Don’t go alone to the Sierra Diablo Mountains. If you do, do not get lost. This beautiful and rugged range is not for causal adventurers and has been known to keep its secrets well within its steep canyons and stony soils. With an elevation of 6,578 feet, this Texas range encompasses 19 miles of mule deer and bighorn sheep, plus flora such as piñon, Arizona cypress, madrone, and ponderosa pine. In October 1854, the Battle of the Diablo Mountains occurred between the U.S. Army and the Lipan Apache over reports of pinched livestock. The battle was short and most of the animals were recovered.
Camping is allowed in the Sierra Diablo Wildlife Management Area, which is 11,624 acres. No amenities exist here, however, and all water and supplies must be carried in. Restrooms are not available and high clearance 4X4 vehicles are strongly recommended. Texas Parks and Wildlife first acquired the land in 1945 to serve as a reserve for Texas’s the last remaining desert bighorn sheep. Today, this area is home to the state’s largest free-ranging population.
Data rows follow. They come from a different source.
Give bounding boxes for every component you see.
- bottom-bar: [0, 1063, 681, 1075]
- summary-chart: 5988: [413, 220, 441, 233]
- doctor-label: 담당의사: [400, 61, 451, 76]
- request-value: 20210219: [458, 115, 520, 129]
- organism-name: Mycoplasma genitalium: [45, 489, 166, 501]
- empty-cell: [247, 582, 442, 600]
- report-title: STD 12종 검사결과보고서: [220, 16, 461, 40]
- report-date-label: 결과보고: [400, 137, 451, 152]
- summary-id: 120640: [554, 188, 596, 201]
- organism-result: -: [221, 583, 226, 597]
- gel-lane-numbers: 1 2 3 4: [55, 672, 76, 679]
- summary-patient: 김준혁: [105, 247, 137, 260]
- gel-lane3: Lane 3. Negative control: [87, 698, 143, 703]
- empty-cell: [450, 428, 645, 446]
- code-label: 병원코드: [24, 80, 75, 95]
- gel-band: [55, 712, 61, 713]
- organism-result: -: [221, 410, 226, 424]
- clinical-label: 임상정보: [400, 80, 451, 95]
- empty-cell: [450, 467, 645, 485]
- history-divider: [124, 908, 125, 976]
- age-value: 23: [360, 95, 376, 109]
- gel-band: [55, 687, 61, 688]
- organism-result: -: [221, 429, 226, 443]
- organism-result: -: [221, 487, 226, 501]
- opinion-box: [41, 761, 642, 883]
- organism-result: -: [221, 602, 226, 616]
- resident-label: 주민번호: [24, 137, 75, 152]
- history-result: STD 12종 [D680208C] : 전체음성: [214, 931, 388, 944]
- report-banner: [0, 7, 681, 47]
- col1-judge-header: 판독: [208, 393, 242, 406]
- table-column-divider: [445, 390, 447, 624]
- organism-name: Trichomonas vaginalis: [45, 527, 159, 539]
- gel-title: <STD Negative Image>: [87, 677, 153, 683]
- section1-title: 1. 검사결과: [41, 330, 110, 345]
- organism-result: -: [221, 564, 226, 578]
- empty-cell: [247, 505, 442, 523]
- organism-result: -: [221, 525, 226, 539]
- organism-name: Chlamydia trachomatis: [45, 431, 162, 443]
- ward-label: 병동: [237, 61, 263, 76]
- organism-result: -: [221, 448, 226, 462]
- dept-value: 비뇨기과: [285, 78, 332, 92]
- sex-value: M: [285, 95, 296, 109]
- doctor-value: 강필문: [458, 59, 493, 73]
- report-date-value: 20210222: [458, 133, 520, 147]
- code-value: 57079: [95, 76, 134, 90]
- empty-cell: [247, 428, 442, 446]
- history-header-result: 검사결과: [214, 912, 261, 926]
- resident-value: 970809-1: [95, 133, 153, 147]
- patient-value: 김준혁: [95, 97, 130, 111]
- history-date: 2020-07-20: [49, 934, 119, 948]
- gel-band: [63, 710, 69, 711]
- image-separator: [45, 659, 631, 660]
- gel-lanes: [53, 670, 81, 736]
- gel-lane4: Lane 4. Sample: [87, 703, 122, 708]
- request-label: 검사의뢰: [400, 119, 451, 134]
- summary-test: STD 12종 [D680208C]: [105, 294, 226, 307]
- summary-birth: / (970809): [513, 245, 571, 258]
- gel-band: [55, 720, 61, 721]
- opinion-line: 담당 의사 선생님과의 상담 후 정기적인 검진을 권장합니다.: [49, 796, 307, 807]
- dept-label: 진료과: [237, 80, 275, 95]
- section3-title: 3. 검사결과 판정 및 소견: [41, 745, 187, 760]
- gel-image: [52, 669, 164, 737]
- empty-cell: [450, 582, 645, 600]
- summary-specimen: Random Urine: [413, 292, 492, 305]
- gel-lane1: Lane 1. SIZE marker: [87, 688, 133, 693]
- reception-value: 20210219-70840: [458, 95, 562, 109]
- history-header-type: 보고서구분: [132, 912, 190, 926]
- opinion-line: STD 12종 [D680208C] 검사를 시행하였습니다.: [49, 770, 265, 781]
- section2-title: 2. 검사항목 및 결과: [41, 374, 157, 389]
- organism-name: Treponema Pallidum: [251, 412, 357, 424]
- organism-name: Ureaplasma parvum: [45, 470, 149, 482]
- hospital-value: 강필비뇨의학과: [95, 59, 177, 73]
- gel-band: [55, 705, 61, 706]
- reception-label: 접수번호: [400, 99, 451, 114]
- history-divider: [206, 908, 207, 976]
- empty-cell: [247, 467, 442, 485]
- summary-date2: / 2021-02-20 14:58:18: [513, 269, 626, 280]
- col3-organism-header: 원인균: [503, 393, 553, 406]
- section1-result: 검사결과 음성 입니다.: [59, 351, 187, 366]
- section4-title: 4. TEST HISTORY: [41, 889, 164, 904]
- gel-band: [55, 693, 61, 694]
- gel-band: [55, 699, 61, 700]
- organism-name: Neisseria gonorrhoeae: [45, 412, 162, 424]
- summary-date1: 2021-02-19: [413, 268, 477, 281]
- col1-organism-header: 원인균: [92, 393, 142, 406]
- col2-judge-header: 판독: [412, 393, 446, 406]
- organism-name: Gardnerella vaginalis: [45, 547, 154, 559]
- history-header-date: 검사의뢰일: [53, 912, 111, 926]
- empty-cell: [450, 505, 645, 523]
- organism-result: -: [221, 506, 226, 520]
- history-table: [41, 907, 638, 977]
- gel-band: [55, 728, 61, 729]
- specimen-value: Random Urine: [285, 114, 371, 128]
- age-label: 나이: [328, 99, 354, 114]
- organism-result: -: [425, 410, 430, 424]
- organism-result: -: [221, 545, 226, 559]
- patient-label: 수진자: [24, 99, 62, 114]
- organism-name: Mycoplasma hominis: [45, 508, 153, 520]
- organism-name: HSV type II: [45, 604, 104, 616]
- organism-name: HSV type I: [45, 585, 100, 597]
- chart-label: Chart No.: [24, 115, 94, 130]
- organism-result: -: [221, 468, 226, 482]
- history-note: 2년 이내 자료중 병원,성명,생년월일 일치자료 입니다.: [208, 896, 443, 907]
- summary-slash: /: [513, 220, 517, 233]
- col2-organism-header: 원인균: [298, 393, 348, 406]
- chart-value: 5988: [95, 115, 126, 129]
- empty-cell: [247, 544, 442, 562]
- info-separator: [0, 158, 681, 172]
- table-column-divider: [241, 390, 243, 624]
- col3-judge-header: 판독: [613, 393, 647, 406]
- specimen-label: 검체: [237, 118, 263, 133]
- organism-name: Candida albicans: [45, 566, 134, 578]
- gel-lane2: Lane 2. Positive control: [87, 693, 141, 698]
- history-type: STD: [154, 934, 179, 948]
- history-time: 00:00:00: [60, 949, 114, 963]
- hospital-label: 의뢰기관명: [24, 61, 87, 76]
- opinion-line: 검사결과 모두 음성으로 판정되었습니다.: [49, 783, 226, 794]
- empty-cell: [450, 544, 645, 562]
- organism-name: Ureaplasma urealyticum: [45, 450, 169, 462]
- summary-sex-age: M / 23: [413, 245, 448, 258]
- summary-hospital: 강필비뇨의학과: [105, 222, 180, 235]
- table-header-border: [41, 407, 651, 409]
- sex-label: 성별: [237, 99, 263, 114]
Van Horn is the nearest town of size to the Sierra Diablo Wildlife Management Area; distance-wise it is 37.6 miles, but travel time is an hour and a half.
Photo: @k.h via Twenty20
To those who are familiar with the area, the Sierra Diablo Mountains have a special place. A San Antonio salsa company is named after this region, and Jeff Bezos has chosen the site for a self-maintaining, 10,000-year clock. A preservation venture by the name of Pitchstone Waters is also located there, with the goal of increasing biodiversity. Also adjacent to the Sierra Diablo Mountains is the Diablo Plateau. Underneath the plateau is an aquifer that is “locally significant” to the area. Ultimately, the mysteries of this mountain range are buried deep, like its history of past eons. Visiting this giant is not for the weak!